Spurgeon and Stanton will highlight the stories of a variety of free Black individuals and families in Rockbridge County in the May 3 program.
Their lives help to show that, in spite of legal restrictions and the intolerance of white society, a number of free Black people in Rockbridge were able to earn respect and achieve economic independence. They purchased houses and land, pursued a wide variety of trades - from brick making to house building - and a few of them found work at the two colleges. Some fought for the Patriot case during the Revolutionary War; three generations later, dozens volunteered to serve in the Union army in the Civil War. And several were able to purchase freedom for themselves and for their family members.
Related Events
Through the past six months, RHS has focused its programming around certain month-long thematic clusters.
Here, a focus on the lessfamiliar histories of free Black individuals and families who lived in Rockbridge before national Emancipation follows a broad chronological sweep of programs integrating diverse American experiences and cultural themes.

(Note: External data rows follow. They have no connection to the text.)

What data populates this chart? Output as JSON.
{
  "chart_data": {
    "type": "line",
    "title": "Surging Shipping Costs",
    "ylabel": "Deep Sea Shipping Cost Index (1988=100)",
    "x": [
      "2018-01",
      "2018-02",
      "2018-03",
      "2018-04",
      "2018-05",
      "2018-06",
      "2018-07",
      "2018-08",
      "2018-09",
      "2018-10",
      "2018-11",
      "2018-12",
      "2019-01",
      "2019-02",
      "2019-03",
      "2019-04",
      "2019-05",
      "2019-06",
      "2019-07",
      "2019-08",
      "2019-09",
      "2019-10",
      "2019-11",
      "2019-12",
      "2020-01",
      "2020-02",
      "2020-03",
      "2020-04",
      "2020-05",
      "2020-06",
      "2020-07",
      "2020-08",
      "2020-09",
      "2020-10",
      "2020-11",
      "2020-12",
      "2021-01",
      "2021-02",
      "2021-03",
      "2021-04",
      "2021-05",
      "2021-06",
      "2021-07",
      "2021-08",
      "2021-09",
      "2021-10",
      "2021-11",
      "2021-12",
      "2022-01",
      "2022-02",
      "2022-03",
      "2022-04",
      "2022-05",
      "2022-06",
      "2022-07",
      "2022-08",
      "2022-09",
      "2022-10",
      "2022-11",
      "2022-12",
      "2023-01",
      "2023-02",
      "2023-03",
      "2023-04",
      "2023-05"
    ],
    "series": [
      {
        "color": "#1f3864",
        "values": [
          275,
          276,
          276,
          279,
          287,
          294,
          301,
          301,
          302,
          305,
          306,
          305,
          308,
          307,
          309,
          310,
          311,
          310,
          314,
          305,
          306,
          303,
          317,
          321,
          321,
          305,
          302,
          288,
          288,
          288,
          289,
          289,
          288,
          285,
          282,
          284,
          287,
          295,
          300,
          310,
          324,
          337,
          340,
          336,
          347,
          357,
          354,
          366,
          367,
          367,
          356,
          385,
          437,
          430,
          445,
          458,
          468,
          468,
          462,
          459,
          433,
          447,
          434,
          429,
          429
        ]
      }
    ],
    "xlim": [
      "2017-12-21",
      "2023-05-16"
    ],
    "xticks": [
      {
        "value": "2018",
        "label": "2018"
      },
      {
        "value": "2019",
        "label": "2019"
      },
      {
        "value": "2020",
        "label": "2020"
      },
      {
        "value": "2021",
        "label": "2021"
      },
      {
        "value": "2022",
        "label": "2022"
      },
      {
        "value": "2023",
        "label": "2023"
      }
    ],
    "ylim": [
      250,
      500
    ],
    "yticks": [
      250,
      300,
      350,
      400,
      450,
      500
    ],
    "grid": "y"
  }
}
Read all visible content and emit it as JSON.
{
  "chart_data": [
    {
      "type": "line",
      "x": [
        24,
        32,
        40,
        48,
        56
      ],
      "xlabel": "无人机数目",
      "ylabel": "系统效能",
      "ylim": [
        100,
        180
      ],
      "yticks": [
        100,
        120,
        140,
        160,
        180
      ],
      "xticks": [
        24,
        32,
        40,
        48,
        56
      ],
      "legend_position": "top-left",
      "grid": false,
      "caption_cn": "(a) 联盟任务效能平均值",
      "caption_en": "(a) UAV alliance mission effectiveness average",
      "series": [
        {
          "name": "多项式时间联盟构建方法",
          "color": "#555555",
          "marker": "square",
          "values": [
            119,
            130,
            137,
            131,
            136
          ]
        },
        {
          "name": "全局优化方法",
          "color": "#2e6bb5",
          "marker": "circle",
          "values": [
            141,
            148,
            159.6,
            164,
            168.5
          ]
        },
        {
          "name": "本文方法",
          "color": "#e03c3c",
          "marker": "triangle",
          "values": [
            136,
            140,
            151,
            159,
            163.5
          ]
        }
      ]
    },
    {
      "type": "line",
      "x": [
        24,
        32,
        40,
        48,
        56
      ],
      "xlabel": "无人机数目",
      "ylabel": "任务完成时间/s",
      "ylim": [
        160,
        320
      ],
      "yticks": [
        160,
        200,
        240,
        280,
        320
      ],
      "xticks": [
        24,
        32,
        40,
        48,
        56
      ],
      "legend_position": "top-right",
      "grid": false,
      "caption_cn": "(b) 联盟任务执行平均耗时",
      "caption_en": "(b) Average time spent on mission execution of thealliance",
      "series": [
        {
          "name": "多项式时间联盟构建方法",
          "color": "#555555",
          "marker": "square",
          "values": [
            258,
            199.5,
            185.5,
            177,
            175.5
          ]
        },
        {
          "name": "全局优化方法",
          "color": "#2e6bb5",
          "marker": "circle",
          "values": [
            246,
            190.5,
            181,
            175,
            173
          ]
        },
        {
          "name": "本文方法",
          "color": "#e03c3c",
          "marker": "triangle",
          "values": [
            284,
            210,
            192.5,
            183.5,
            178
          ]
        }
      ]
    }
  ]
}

Last fall, those through-lines first trafficked the “Roads to Revolution in 18th Century Virginia.” From November through January, community round tables and history hikes reflected on the 50th anniversaries of local engagements with the Vietnam War, and the 100th anniversary of the Appalachian Trail.
Already in 2026, Black History Month brought a spotlight to local wartime and workforce mobilization during World War II, bringing new clarity and credit to the commitments of Black servicemen and women.
Partnering with four universities on April 29, RHS will wrap this month’s focus on histories of “Revolutionary Women” at Gillis Theater at VMI.
Interrelated events on May 3, 12 and 27 will now extend the exhibit that the Virginia Museum of History and Culture has loaned to the RHS Museum through April, enabling us to complement those groundbreaking histories and profiles with our own unique artifacts, archival resources, and the expertise of a vital team of local researchers who’ve been navigating this terrain for many years now. Another of RHS’ “History Hikes” will conclude the series on May 16, with interpretive guides leading those who join to a former Freedmen’s Village on the A.T (more details in a future issue).
On Tuesday, May 12, at 6 p.m. in the Piovano Room of the Rockbridge Regional Library, the Oscar-nominated “Harriet” extends RHS’ “Revolutionary Films” series. Its focus on Harriet Tubman - and on the broader networks she courageously cultivated signal one iconic personal and systematic “Pathway to Freedom,” through what came to be known as “The Underground Railroad.”
Less familiarly, historians and school curricula have come to foreground Tubman’s groundbreaking service as a riflebearing leader of troops, during the Civil War itself. Having already served as a spy, scout and nurse, Harriet Tubman became the first American women to lead an armed assault, in the 1863 Combahee River Raid: guiding Union gunboats, destroying Confederate supplies, and liberating over 750 enslaved people in coastal South Carolina.
May 27 stages the next community reading discussion in RHS’ “Revolutionary Books” series, starting at 6 p.m., also in the Piovano Room. Students and lifelong learners are invited to look to Prince Edward County, and to discuss Melvin Patrick Ely’s Bancroft-award winning “Israel on the Appomattox.” The town of Israel Hill was situated on a bluff overlooking the Appomattox River, and founded in 1810 by 90 formerly enslaved people freed through the wills of the Randolph family.